A simplified pattern for the llm-jp models looked like this:

export MODEL_REPO="<llm-jp model repo>"
export TARGET_MODEL_NAME="llm-jp-3-440m-instruct3"
export QUANTIZATION_TYPE="q4f16_1"
export CONV_TEMPLATE="llm-jp"

or:

export MODEL_REPO="<llm-jp model repo>"
export TARGET_MODEL_NAME="llm-jp-3.1-1.8b-instruct4"
export QUANTIZATION_TYPE="q4f16_1"
export CONV_TEMPLATE="llm-jp"

Then I ran the same uvx hf download, mlc_llm convert_weight, mlc_llm gen_config, mlc_llm compile, and mlc_llm chat commands.

For the llm-jp models, I tried this prompt:

自然言語処理とは何か

That gave me a quick sanity check for Japanese instruction-following behavior.

A few points that mattered in practice

A few details were easy to miss but important:

Use the correct conversation template

This was the main model-specific setting in my workflow.

For my tests:

Qwen3-0.6B used qwen2
both llm-jp models used llm-jp

Compile for the device you plan to run on

On this desktop machine, I compiled with:

--device cuda

and then ran with:

--device "cuda:0"

That matched the target hardware, which in this case was the RTX 4090.

Final thoughts

This post was a continuation of my earlier article.
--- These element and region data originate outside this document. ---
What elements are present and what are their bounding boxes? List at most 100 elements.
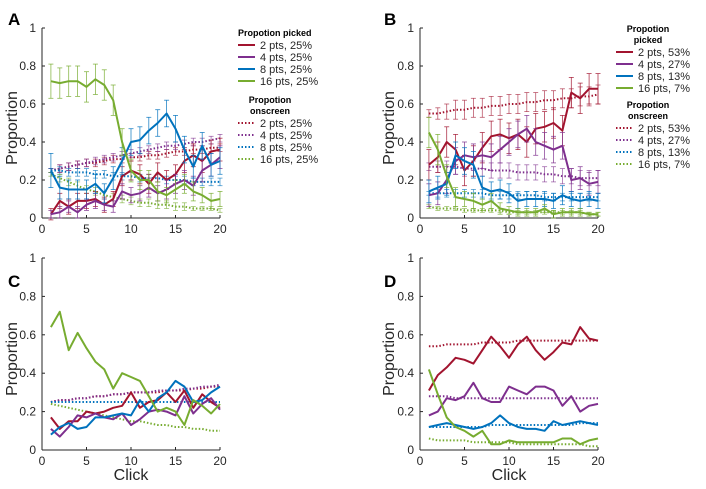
x-tick-label: 20	[213, 454, 227, 468]
series-line	[50, 156, 221, 216]
legend-entry: 2 pts, 53%	[638, 47, 690, 59]
x-tick-label: 20	[591, 222, 605, 236]
legend-entry: 4 pts, 27%	[638, 135, 690, 147]
series-4-pts	[50, 395, 221, 438]
legend-entry: 8 pts, 13%	[638, 147, 690, 159]
x-tick-label: 10	[124, 454, 138, 468]
x-tick-label: 5	[461, 454, 468, 468]
y-tick-label: 1	[407, 251, 414, 265]
series-line	[50, 395, 221, 438]
y-tick-label: 0.8	[397, 289, 414, 303]
y-axis-label: Proportion	[381, 322, 398, 396]
y-tick-label: 0.4	[397, 135, 414, 149]
legend-entry: 16 pts, 7%	[638, 159, 690, 171]
series-line	[427, 369, 599, 446]
series-16-pts-onscreen	[50, 402, 220, 432]
y-axis-label: Proportion	[4, 322, 21, 396]
legend-entry: 2 pts, 25%	[260, 118, 312, 130]
y-tick-label: 0.8	[19, 289, 36, 303]
legend-entry: 4 pts, 25%	[260, 52, 312, 64]
y-tick-label: 0.6	[19, 97, 36, 111]
chart-panel-a: A 0 5 10 15 20 0 0.2 0.4 0.6 0.8 1 Proportion Propoti…	[4, 10, 318, 236]
legend-entry: 8 pts, 25%	[260, 64, 312, 76]
series-16-pts	[427, 369, 599, 446]
series-line	[50, 383, 221, 403]
legend-heading: Propotion	[627, 24, 670, 34]
series-line	[50, 112, 221, 195]
series-4-pts	[428, 381, 599, 417]
series-16-pts-picked	[48, 63, 223, 209]
y-tick-label: 0.6	[397, 97, 414, 111]
y-tick-label: 0.2	[19, 405, 36, 419]
series-2-pts-onscreen	[428, 339, 598, 348]
y-tick-label: 1	[407, 21, 414, 35]
y-tick-label: 0	[407, 443, 414, 457]
panel-letter: C	[8, 272, 20, 291]
series-line	[428, 93, 599, 115]
y-tick-label: 0.2	[397, 173, 414, 187]
x-axis-label: Click	[492, 467, 528, 484]
series-line	[428, 326, 599, 392]
x-tick-label: 0	[417, 454, 424, 468]
legend-heading: Propotion	[627, 100, 670, 110]
panel-letter: B	[384, 10, 396, 29]
chart-panel-b: B 0 5 10 15 20 0 0.2 0.4 0.6 0.8 1 Proportion Propoti…	[381, 10, 690, 236]
legend-heading: onscreen	[250, 106, 290, 116]
y-tick-label: 0.6	[397, 328, 414, 342]
series-line	[50, 169, 220, 183]
x-axis-label: Click	[114, 467, 150, 484]
x-tick-label: 5	[461, 222, 468, 236]
series-line	[428, 414, 599, 432]
series-line	[50, 148, 221, 215]
series-line	[428, 381, 599, 417]
x-tick-label: 15	[169, 454, 183, 468]
series-line	[428, 132, 598, 216]
y-tick-label: 0	[407, 211, 414, 225]
y-tick-label: 0.2	[19, 173, 36, 187]
series-line	[428, 339, 598, 348]
y-tick-label: 1	[29, 21, 36, 35]
legend-entry: 16 pts, 7%	[638, 83, 690, 95]
series-8-pts-picked	[48, 99, 223, 204]
y-axis-label: Proportion	[381, 91, 398, 165]
y-axis-label: Proportion	[4, 91, 21, 165]
series-2-pts-onscreen	[426, 84, 601, 120]
legend-entry: 4 pts, 25%	[260, 130, 312, 142]
legend-heading: picked	[634, 35, 663, 45]
legend-entry: 16 pts, 25%	[260, 154, 318, 166]
series-line	[50, 137, 221, 172]
y-tick-label: 0.6	[19, 328, 36, 342]
x-tick-label: 0	[39, 454, 46, 468]
x-tick-label: 15	[547, 454, 561, 468]
series-line	[50, 379, 221, 436]
y-tick-label: 0.2	[397, 405, 414, 419]
legend-entry: 2 pts, 25%	[260, 40, 312, 52]
series-16-pts-picked	[426, 116, 601, 219]
y-tick-label: 0.8	[397, 59, 414, 73]
series-line	[428, 192, 598, 199]
legend-heading: onscreen	[628, 111, 668, 121]
series-line	[428, 87, 598, 172]
x-tick-label: 10	[124, 222, 138, 236]
legend-entry: 2 pts, 53%	[638, 123, 690, 135]
series-line	[428, 154, 599, 202]
series-16-pts	[50, 310, 221, 426]
x-tick-label: 10	[502, 222, 516, 236]
x-tick-label: 10	[502, 454, 516, 468]
legend-heading: Propotion	[249, 95, 292, 105]
panel-letter: A	[8, 10, 20, 29]
series-line	[50, 310, 221, 426]
x-tick-label: 5	[83, 454, 90, 468]
x-tick-label: 20	[213, 222, 227, 236]
legend-entry: 8 pts, 13%	[638, 71, 690, 83]
series-8-pts-picked	[426, 141, 601, 209]
x-tick-label: 5	[83, 222, 90, 236]
series-8-pts	[50, 379, 221, 436]
chart-panel-c: C 0 5 10 15 20 0 0.2 0.4 0.6 0.8 1 Proportion Click	[4, 251, 227, 484]
series-line	[428, 437, 598, 448]
y-tick-label: 0	[29, 211, 36, 225]
series-line	[428, 127, 599, 197]
series-8-pts	[428, 414, 599, 432]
Once that build environment was ready, compiling and running actual models turned out to be fairly structured:

download the model
convert the weights
generate the config
compile the library
run the model

On my RTX 4090 desktop, this workflow worked for:

Qwen3-0.6B
llm-jp-3-440m-instruct3
llm-jp-3.1-1.8b-instruct4

The core process stayed the same across models. That consistency is one of the things I like about using MLC-LLM for local model execution: once the toolchain is in place, the path from model download to local chat is relatively straightforward.